Saturday, April 25, 2009

Al-Naimi Says Saudi Oil Output Below Target; Stockpiles to Fall

By Christian Schmollinger and Shigeru Sato
April 25 (Bloomberg) -- Saudi Arabia, OPEC’s biggest oil exporter, is producing less crude than its target and global stockpiles are likely to decline, according to Oil Minister Ali al-Naimi.
The country is producing less than 8 million barrels of crude a day, al-Naimi told reporters today in Tokyo, where he is attending a meeting of Asian energy ministers. Stockpiles “will come down eventually,” he said.
U.S. stockpiles have climbed to the highest since September 1990 even as Saudi Arabia leads the Organization of Petroleum Exporting Countries’ efforts to implement a 4.2 million barrel a day reduction in oil output from the group’s September levels. The country is producing 7.79 million barrels a day, less than its target of 8.1 million barrels a day.

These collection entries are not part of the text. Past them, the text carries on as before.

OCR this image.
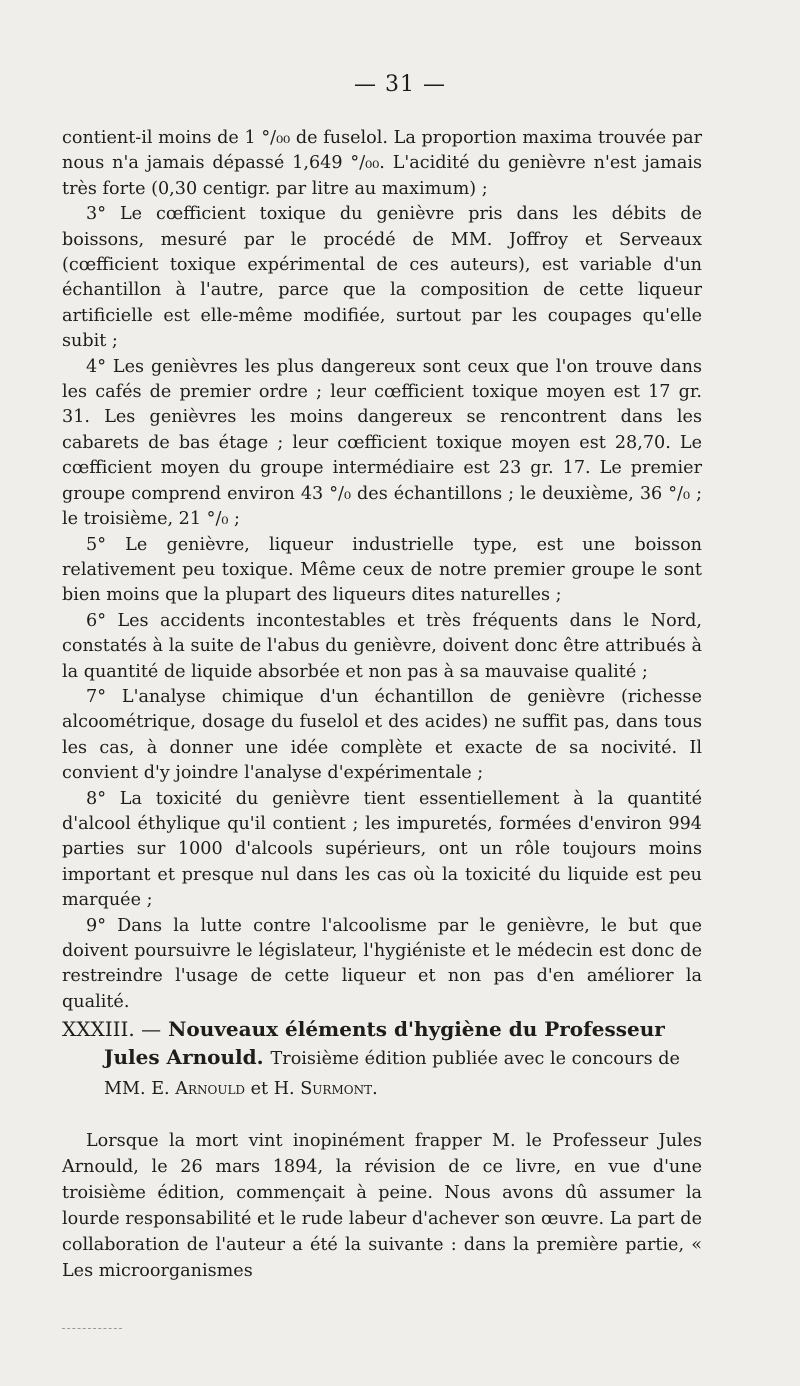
— 31 —

contient-il moins de 1 °/₀₀ de fuselol. La proportion maxima trouvée par nous n'a jamais dépassé 1,649 °/₀₀. L'acidité du genièvre n'est jamais très forte (0,30 centigr. par litre au maximum) ;

3° Le cœfficient toxique du genièvre pris dans les débits de boissons, mesuré par le procédé de MM. Joffroy et Serveaux (cœfficient toxique expérimental de ces auteurs), est variable d'un échantillon à l'autre, parce que la composition de cette liqueur artificielle est elle-même modifiée, surtout par les coupages qu'elle subit ;

4° Les genièvres les plus dangereux sont ceux que l'on trouve dans les cafés de premier ordre ; leur cœfficient toxique moyen est 17 gr. 31. Les genièvres les moins dangereux se rencontrent dans les cabarets de bas étage ; leur cœfficient toxique moyen est 28,70. Le cœfficient moyen du groupe intermédiaire est 23 gr. 17. Le premier groupe comprend environ 43 °/₀ des échantillons ; le deuxième, 36 °/₀ ; le troisième, 21 °/₀ ;

5° Le genièvre, liqueur industrielle type, est une boisson relativement peu toxique. Même ceux de notre premier groupe le sont bien moins que la plupart des liqueurs dites naturelles ;

6° Les accidents incontestables et très fréquents dans le Nord, constatés à la suite de l'abus du genièvre, doivent donc être attribués à la quantité de liquide absorbée et non pas à sa mauvaise qualité ;

7° L'analyse chimique d'un échantillon de genièvre (richesse alcoométrique, dosage du fuselol et des acides) ne suffit pas, dans tous les cas, à donner une idée complète et exacte de sa nocivité. Il convient d'y joindre l'analyse d'expérimentale ;

8° La toxicité du genièvre tient essentiellement à la quantité d'alcool éthylique qu'il contient ; les impuretés, formées d'environ 994 parties sur 1000 d'alcools supérieurs, ont un rôle toujours moins important et presque nul dans les cas où la toxicité du liquide est peu marquée ;

9° Dans la lutte contre l'alcoolisme par le genièvre, le but que doivent poursuivre le législateur, l'hygiéniste et le médecin est donc de restreindre l'usage de cette liqueur et non pas d'en améliorer la qualité.

XXXIII. — Nouveaux éléments d'hygiène du Professeur Jules Arnould. Troisième édition publiée avec le concours de MM. E. Arnould et H. Surmont.

Lorsque la mort vint inopinément frapper M. le Professeur Jules Arnould, le 26 mars 1894, la révision de ce livre, en vue d'une troisième édition, commençait à peine. Nous avons dû assumer la lourde responsabilité et le rude labeur d'achever son œuvre. La part de collaboration de l'auteur a été la suivante : dans la première partie, « Les microorganismes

OPEC decided against any further output constraints at a March 15 meeting in Vienna on concern that a fourth cut since September risked increasing energy costs amid the global recession. The group will convene again there on May 28.
OPEC needs to monitor the global oil market carefully to determine if it is oversupplied, Qatari Oil Minister Abdullash bin Hamad al-Attiyah told reporters earlier in Tokyo today. The outcome of the group’s next meeting is “very hard to predict,” he said.

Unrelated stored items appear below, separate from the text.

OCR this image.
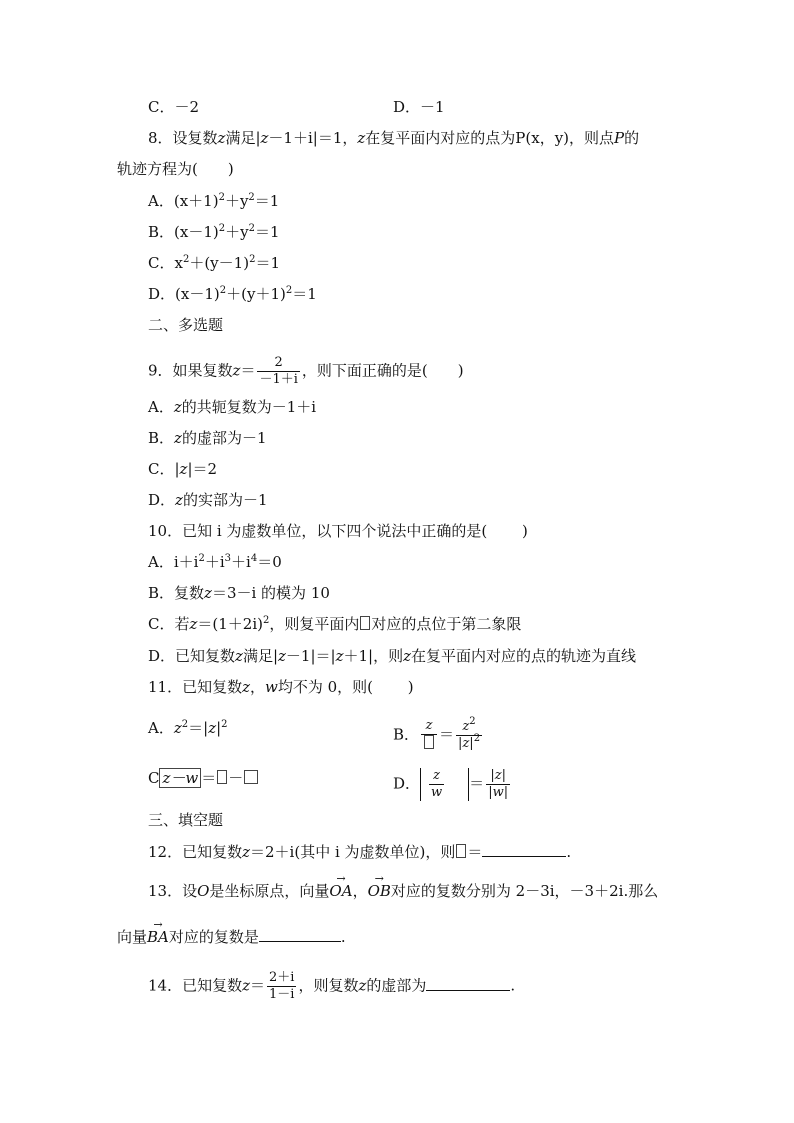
C．－2	D．－1
8．设复数z满足|z－1＋i|＝1，z在复平面内对应的点为P(x，y)，则点P的
轨迹方程为(　　)
A．$(x+1)^2+y^2=1$
B．$(x-1)^2+y^2=1$
C．$x^2+(y-1)^2=1$
D．$(x-1)^2+(y+1)^2=1$
二、多选题
9．如果复数$z= \frac{2}{-1+i}$ ，则下面正确的是(　　)
A．z的共轭复数为－1＋i
B．z的虚部为－1
C．|z|＝2
D．z的实部为－1
10．已知 i 为虚数单位，以下四个说法中正确的是(　　 )
A．$i+i^2+i^3+i^4=0$
B．复数z＝3－i 的模为 10
C．若$z=(1+2i)^2$，则复平面内 对应的点位于第二象限
D．已知复数z满足|z－1|＝|z＋1|，则z在复平面内对应的点的轨迹为直线
11．已知复数z，w均不为 0，则(　　 )
A．$z^2=|z|^2$
B． $z = \frac{z^2}{|z|^2}$
C z－w ＝ －	D． $\frac{z}{w} = \frac{|z|}{|w|}$
三、填空题
12．已知复数z＝2＋i(其中 i 为虚数单位)，则 ＝	.
13．设O是坐标原点，向量→ OA，→ OB对应的复数分别为 2－3i，－3＋2i.那么
向量→ BA对应的复数是	.
14．已知复数$z= \frac{2+i}{1-i}$ ，则复数z的虚部为	.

Secretary-General Abdalla El-Badri wants OPEC to fully implement supply cuts agreed last year before it discusses any further reductions, Dow Jones Newswires reported yesterday. Still, the group won’t hesitate to take further action if needed at its next meeting, the report cited El-Badri as saying.
Output Targets
OPEC isn’t formally obligated to reach its output targets before announcing new cuts. The group that supplies about 40 percent of the world’s crude oil has completed 83 percent of 4.2 million barrels a day of production curbs agreed last year, according to data last week from the organization.
OPEC’s output averaged 27.395 million barrels a day last month, down 345,000, or 1.2 percent, from February, according to the survey of oil companies, producers and analysts. The 11 OPEC members with quotas, all except Iraq, pumped 25.06 million barrels a day, 215,000 more than their target.
Benchmark oil prices on the New York Mercantile Exchange have slumped 65 percent from a record $147.27 a barrel on July 11 and closed at $51.55 yesterday.
Asked to comment of the on the current oil price, al-Naimi said “it would be nicer if it was higher.” Responding to a question whether crude at $50 a barrel was good for the global economy, the minister said, “Yes, that’s our contribution to the world economy.”
Finance chiefs from the Group of Seven yesterday predicted a “weak” economic recovery will start to take hold in coming months as evidence mounts that the worst of the recession is over. Two months ago the G-7 forecast the “severe downturn” would persist through most of this year.